Each migration exports migrate(up, down). The down function reverts the change.

Current migrations:

File What it does
0_setup.js SMTP config (SMTP_HOST, SMTP_PORT), app meta (APP_NAME, POCKETBASE_URL), OAuth2 providers (Google, Apple), OTP (6 digits, 300s), creates superuser from SUPERUSER_EMAIL/SUPERUSER_PW
1_users_language.js Adds language select field ('de', 'en') to users collection
2_notifications.js Creates notifications collection
3_fcm_tokens.js Creates fcm_tokens collection
4_counters.js Creates counters collection

To add a new collection: Create the next numbered migration. Use $app.save(collection) pattern from existing migrations. After adding, run pnpm pocketbase:types from the project root.

Collection Rules

Collection listRule viewRule createRule updateRule deleteRule
notifications userId = @request.auth.id userId = @request.auth.id null userId = @request.auth.id null
fcm_tokens userId = @request.auth.id userId = @request.auth.id userId = @request.auth.id null null
counters userId = @request.auth.id userId = @request.auth.id userId = @request.auth.id userId = @request.auth.id userId = @request.auth.id

Hooks

File Trigger Purpose
createOtpUser.pb.js onRecordRequestOTPRequest on users Auto-creates user with random password if none exists; reads language header to set user language
mailTemplates.pb.js All 5 onMailerRecord*Send events Replaces default PocketBase emails with localized HTML templates
resetCounter.pb.js POST /counter/reset (requires auth) Resets counter to 0, creates notification with localized title/body
sendFcmPush.pb.js onRecordAfterCreateSuccess on notifications Looks up user's FCM tokens, POSTs to sidecar /notify

Email Templates

HTML templates in pb_hooks/templates/{lang}/ use Go template syntax with lowercase variables:

  • {{.password}} — OTP code or reset token
  • {{.appName}} — from app.settings().meta.appName
  • {{.appUrl}} — from app.settings().meta.appUrl
  • Plus any fields from e.meta

Mail subjects are in pb_hooks/locales/{lang}.json under mailSubject.*. The key for password reset is passwortReset (consistent across all locale files and template filenames).

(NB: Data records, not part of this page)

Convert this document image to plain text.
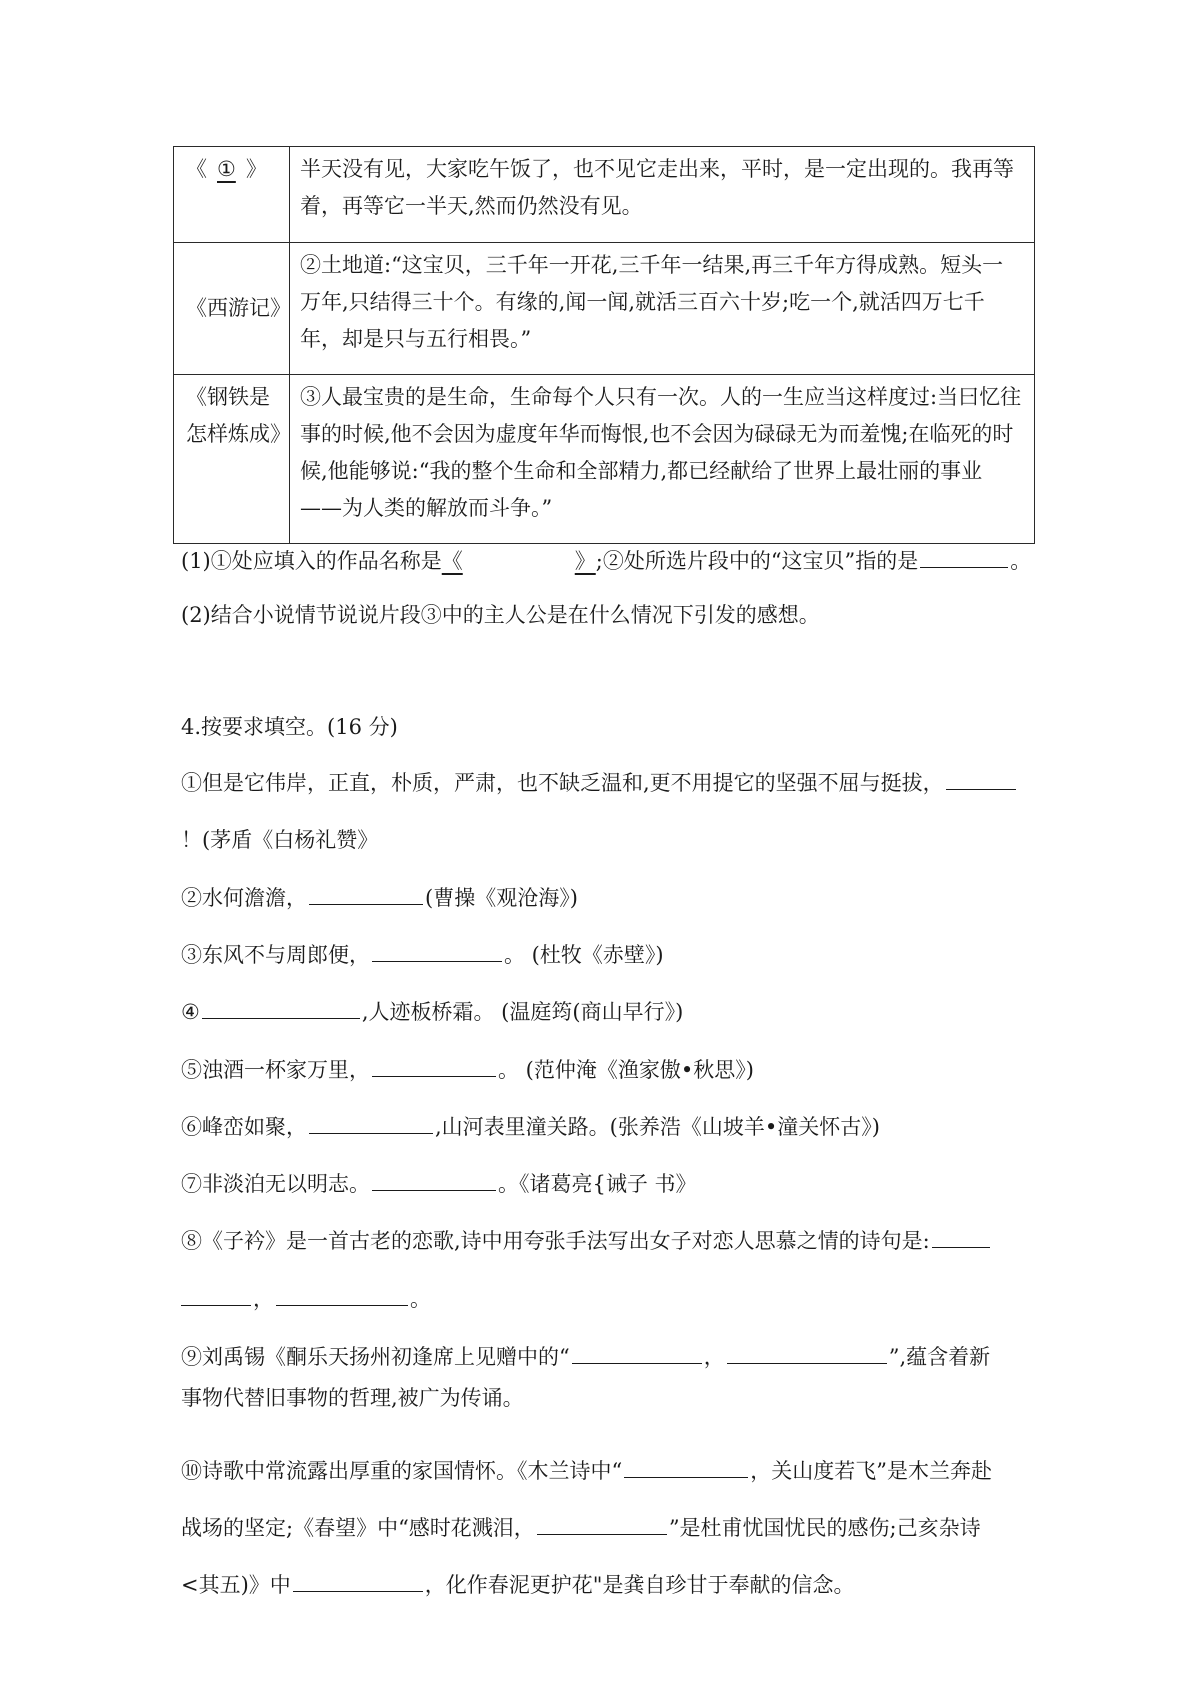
《 ① 》	半天没有见，大家吃午饭了，也不见它走出来，平时，是一定出现的。我再等着，再等它一半天,然而仍然没有见。
《西游记》	②土地道:“这宝贝，三千年一开花,三千年一结果,再三千年方得成熟。短头一万年,只结得三十个。有缘的,闻一闻,就活三百六十岁;吃一个,就活四万七千年，却是只与五行相畏。”
《钢铁是怎样炼成》	③人最宝贵的是生命，生命每个人只有一次。人的一生应当这样度过:当曰忆往事的时候,他不会因为虚度年华而悔恨,也不会因为碌碌无为而羞愧;在临死的时候,他能够说:“我的整个生命和全部精力,都已经献给了世界上最壮丽的事业——为人类的解放而斗争。”
(1)①处应填入的作品名称是《	》;②处所选片段中的“这宝贝”指的是	。
(2)结合小说情节说说片段③中的主人公是在什么情况下引发的感想。
4.按要求填空。(16 分)
①但是它伟岸，正直，朴质，严肃，也不缺乏温和,更不用提它的坚强不屈与挺拔，
！(茅盾《白杨礼赞》
②水何澹澹，	(曹操《观沧海》)
③东风不与周郎便，	。 (杜牧《赤壁》)
④	,人迹板桥霜。 (温庭筠(商山早行》)
⑤浊酒一杯家万里，	。 (范仲淹《渔家傲•秋思》)
⑥峰峦如聚，	,山河表里潼关路。(张养浩《山坡羊•潼关怀古》)
⑦非淡泊无以明志。	。《诸葛亮{诫子 书》
⑧《子衿》是一首古老的恋歌,诗中用夸张手法写出女子对恋人思慕之情的诗句是:
，	。
⑨刘禹锡《酮乐天扬州初逢席上见赠中的“	，	”,蕴含着新
事物代替旧事物的哲理,被广为传诵。
⑩诗歌中常流露出厚重的家国情怀。《木兰诗中“	，关山度若飞”是木兰奔赴
战场的坚定;《春望》中“感时花溅泪，	”是杜甫忧国忧民的感伤;己亥杂诗
<其五)》中	，化作春泥更护花"是龚自珍甘于奉献的信念。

Template types: authAlert, emailChange, otp, passwortReset, verification

The rendering pipeline (utils/renderMailTemplate.js):

  1. Reads e.record.getString('language'), falls back to 'en'
  2. Loads locales/{lang}.json, renders subject with $template.loadString()
  3. Loads templates/{lang}/{type}.html, renders HTML with $template.loadFiles()
  4. Sets e.message.subject and e.message.html, then calls e.next()

Sidecar (Deno)

The sidecar/ directory is a standalone Deno HTTP service (port 8091) that handles FCM push notification delivery. It authenticates with Google Cloud using a cached JWT from a service account (GOOGLE_CREDENTIALS_JSON env var). Access tokens are cached and refreshed automatically before expiry.

Endpoint: POST /notify

Request:

{ "tokens": ["fcm-token-1"], "title": "Hello", "body": "World", "data": {} }
  • Requires x-sidecar-secret: <SIDECAR_SECRET> header
  • data is optional (Record<string, string>)
  • Returns { successCount, failureCount }

PocketBase sends to $os.getenv('SIDECAR_URL') + '/notify' (defaults to http://localhost:8091). In Docker Compose this is http://sidecar:8091.

Docker Compose Services (local dev)

docker compose up
Service Config Details
pocketbase Build target dev (Alpine + PocketBase binary only) Port 8090; volumes mount pb_data/, pb_migrations/, pb_hooks/ to /pb/ for live reload
sidecar image: denoland/deno:latest + volume mount Port 8091; runs deno task dev (watch mode) against ./sidecar mounted to /app
mailpit image: axllent/mailpit Port 8025; catches all SMTP

PocketBase admin dashboard: http://localhost:8090/_/

Note: The dev stage does not include Deno. In dev, the sidecar runs as a separate container using the official Deno image with a live volume mount — not from a built image.

Production Dockerfile Stages

Stage Base Purpose
dev alpine:latest Downloads PocketBase binary only
build denoland/deno:latest Copies sidecar/, runs deno install to pre-cache dependencies
prod denoland/deno:latest Copies PocketBase binary from dev, pre-cached sidecar from build, plus migrations/hooks; runs start.sh

In prod, all files live under /app/ (working directory). start.sh starts PocketBase in the background (./pocketbase serve --http=0.0.0.0:8090) and then runs cd sidecar && deno task start as the foreground process.